Nokia's recent announcement of chucking out their Symbian platform and bringing home the Windows Phone 7 is an interesting move by both Nokia and Microsoft. This is marriage of two partners who were once the greats and now are fighting younger, nimbler opponents on their own turf. Apple with its iPhone and later Google's Android platform has made life very difficult for Nokia. Similarly, Microsoft is battling its monopoly on operating systems and office suites on multiple fronts like the Google Chrome OS platform, Google Docs, Facebook, Open Doc movement.
What is interesting for me is Nokia's perspective here. They were still the market leaders overall in mobiles. By moving away from their own platform, they have own relegated themselves from a A league to the B league.
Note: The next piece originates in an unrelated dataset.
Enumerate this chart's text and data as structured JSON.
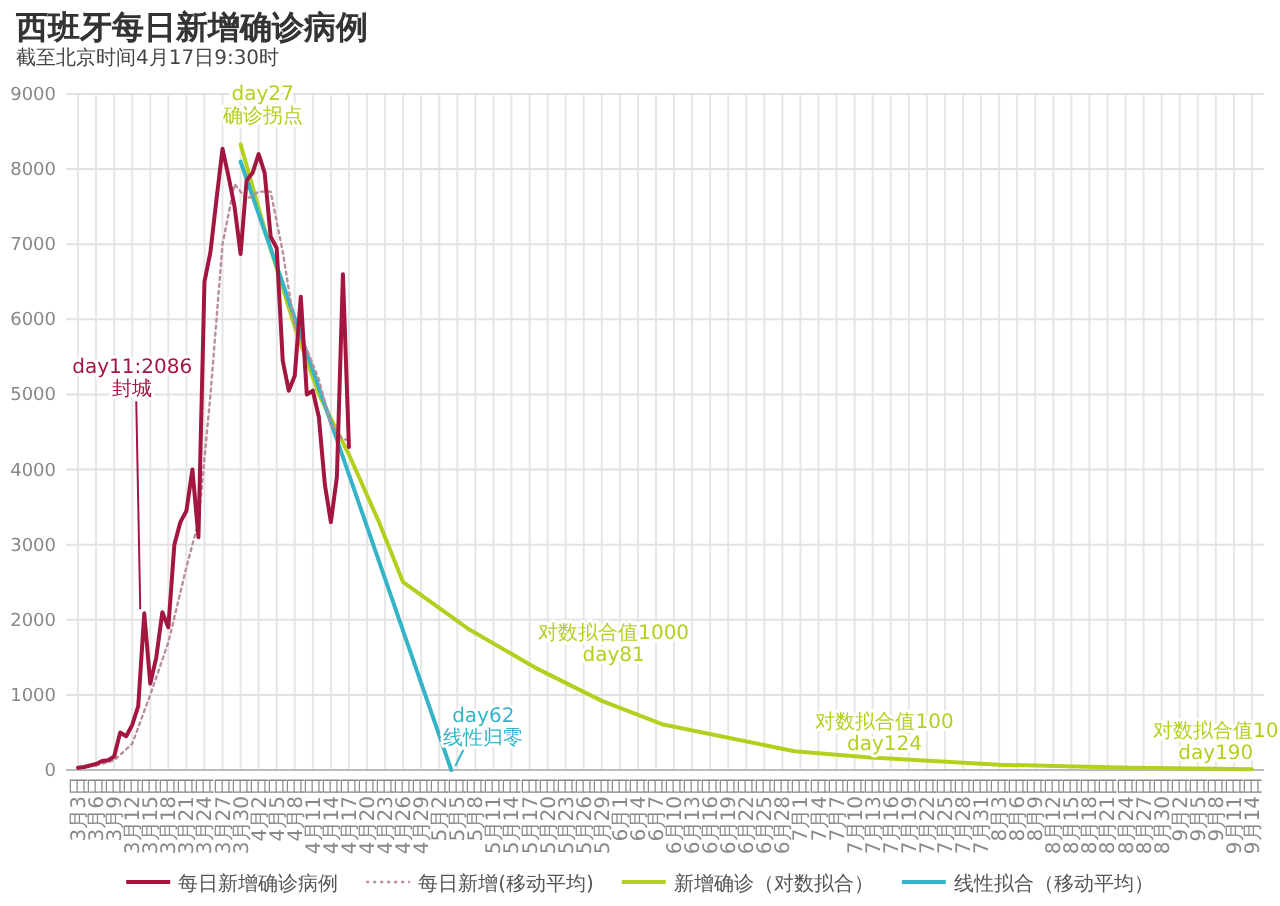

There is no difference now between a Chinese or Taiwanese mobile assembler and Nokia. They have moved from a high margin business to a commodity oriented low margin business. What prompted them to do this is what would be interesting to understand.
Microsoft, on the other hand, has been a gainer in the transaction. They suddenly get a reputed brand endorsing their platform and enhance their market share manifold. Mobiles, tablets, handhelds are the likely consumer devices of the future. Microsoft, from being an outsider in that segment, all of a sudden would be catapulted to one of the top-three positions. So, its all great news for them. It just needs to be seen how they capitalize on the opportunity.
What happens to Nokia is anyone's guess. The next 2-3 year would make or mar the company's prospects. They remind of so much of great technology companies of the past – Kodak, Xerox, Palm, Motorola, Texas Instruments and a lot others – who were all big names during their hay day but now are also-rans in an ever-changing and unforgiving industry.